Anyway, I walked in (Papouism) and laid down on the table, and she applied the gel and the ultrasound apparatus to my stomach, and even though I fully knew what to expect, I can't even describe the thrill I felt when the fuzzy, rolling landscape on the little black and white screen suddenly morphed into a dark, kidney shaped hollow with an actual baby floating in it! We've seen pictures of our neighbor's scans (see link at right to 'the 'cawens') and seen countless pictures in books and online of what ultrasounds at 12-14 weeks look like, and I was fully prepared and really excited to see something that resembled a human--leaps and bounds from the Lil' Bean of week 7 (week 8, ha-HAH!). But nothing could have prepared me for the actual experience of it. Even though my little book says the baby is constantly moving, and that, "using the wall of the uterus as a springboard, he leaps up and down," I guess I didn't quite grasp the...I don't know...literal-ness (literality? hehe) of that statement. As in, when you see the ultrasound of your baby, it won't just be a still, silent portrait. It will show him twisting and turning, jumping, flexing his legs, reaching with his arms... Babies aren't asleep all the time in there, even though it is small and quiet and dark and really, really comfy. Seems silly that I didn't put the two together.

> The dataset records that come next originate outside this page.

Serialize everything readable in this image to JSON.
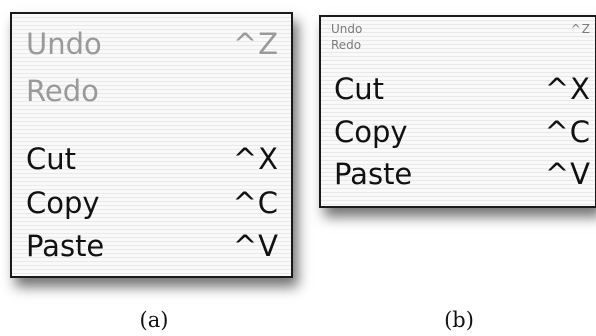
{
  "menu_a": {
    "items": [
      {
        "label": "Undo",
        "shortcut": "^Z",
        "enabled": false
      },
      {
        "label": "Redo",
        "shortcut": "",
        "enabled": false
      },
      {
        "label": "Cut",
        "shortcut": "^X",
        "enabled": true
      },
      {
        "label": "Copy",
        "shortcut": "^C",
        "enabled": true
      },
      {
        "label": "Paste",
        "shortcut": "^V",
        "enabled": true
      }
    ],
    "caption": "(a)"
  },
  "menu_b": {
    "items": [
      {
        "label": "Undo",
        "shortcut": "^Z",
        "enabled": false
      },
      {
        "label": "Redo",
        "shortcut": "",
        "enabled": false
      },
      {
        "label": "Cut",
        "shortcut": "^X",
        "enabled": true
      },
      {
        "label": "Copy",
        "shortcut": "^C",
        "enabled": true
      },
      {
        "label": "Paste",
        "shortcut": "^V",
        "enabled": true
      }
    ],
    "caption": "(b)"
  }
}
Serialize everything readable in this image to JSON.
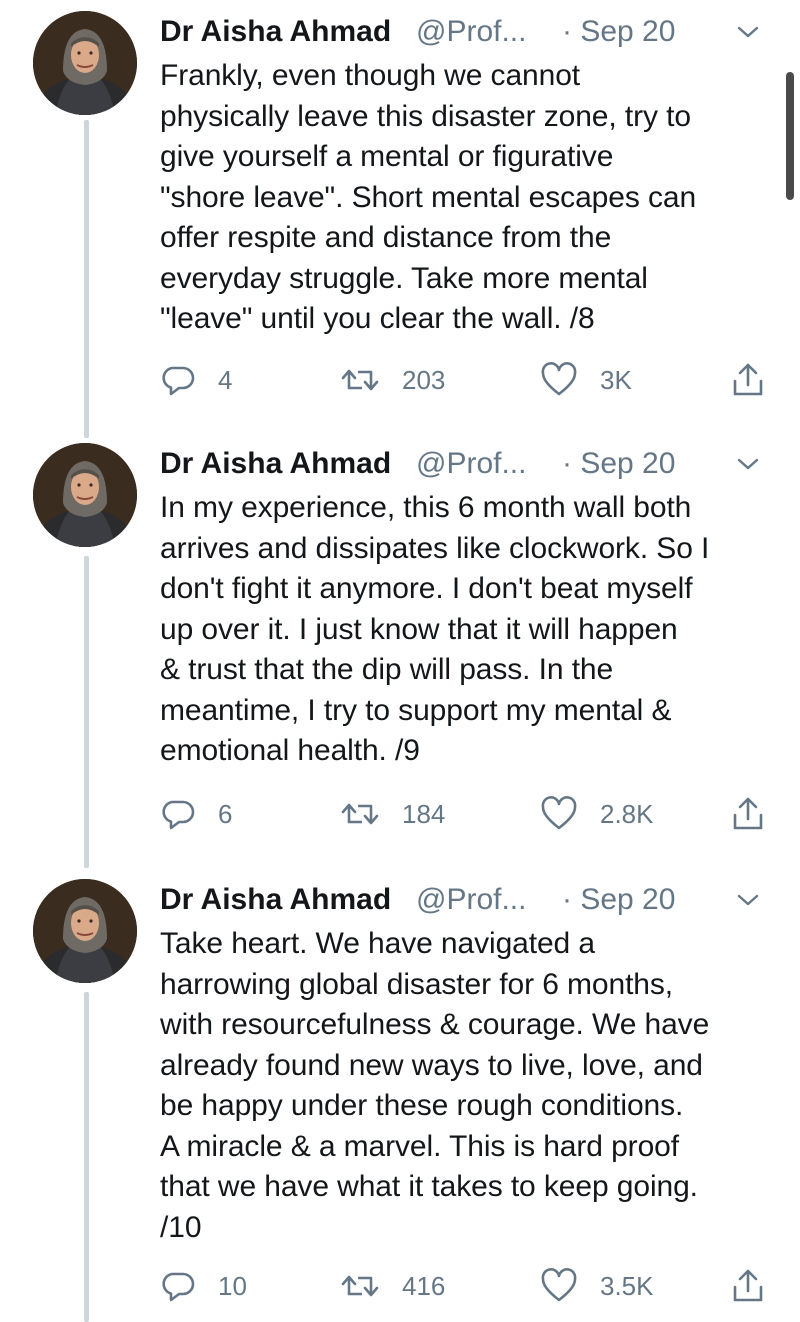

Or maybe I did, logically, but the reality is something all together different and totally visceral. Our baby really was jumping. It almost looked like hiccups because his little legs are so short in comparison to the rest of his body, but when the legs came into focus it was clear that they were bending and flexing and pushing off, and then his little head was hitting the top of the womb, sending him back to the bottom again. He was reaching his arms over his head, then putting his fingers in his mouth, then throwing the back of his hand against his forehead in despair (it's tough in there, I tell you!). He kicked his legs all way out in front of himself, and then tucked them back underneath, crossed at the ankles, and rubbed them together like my dad does when he's sleeping. When the tech moved around to get a shot of the "lower extremities," there was a moment when the plane in focus showed just his feet--perfect little soles with teeny, tiny toes! The tech was trying to get a clear profile picture for Sean since he wasn't able to be there, but every time that little face would come into focus, he'd just as quickly squirm and twist and wriggle around. The tech jiggled my belly pretty hard over and over and over, trying to get him to flip over when he faced away. I turned to one side, and then the other, hoping he would flip around too, then finally she tilted the top of the table back so that my feet were higher than my head, and he stopped. Maybe it was just the strange orientation--I don't think there have been many instances since I've been pregnant when my feet have been higher than my head (except for at Pilates), but whatever it was, it worked. He relaxed and she got this fabulous shot, and I heard the heartbeat again: 162 beats per minute, very loud and very strong.

Lest all you who voted "girl" get your panties in a bunch, I'm just calling the baby "he" today because that's what the techs do before the sex is determined (and because, frankly, "it" is getting tiresome). Last week I was saying "she." I'm not committing just yet, and we won't know for sure for another five or six weeks.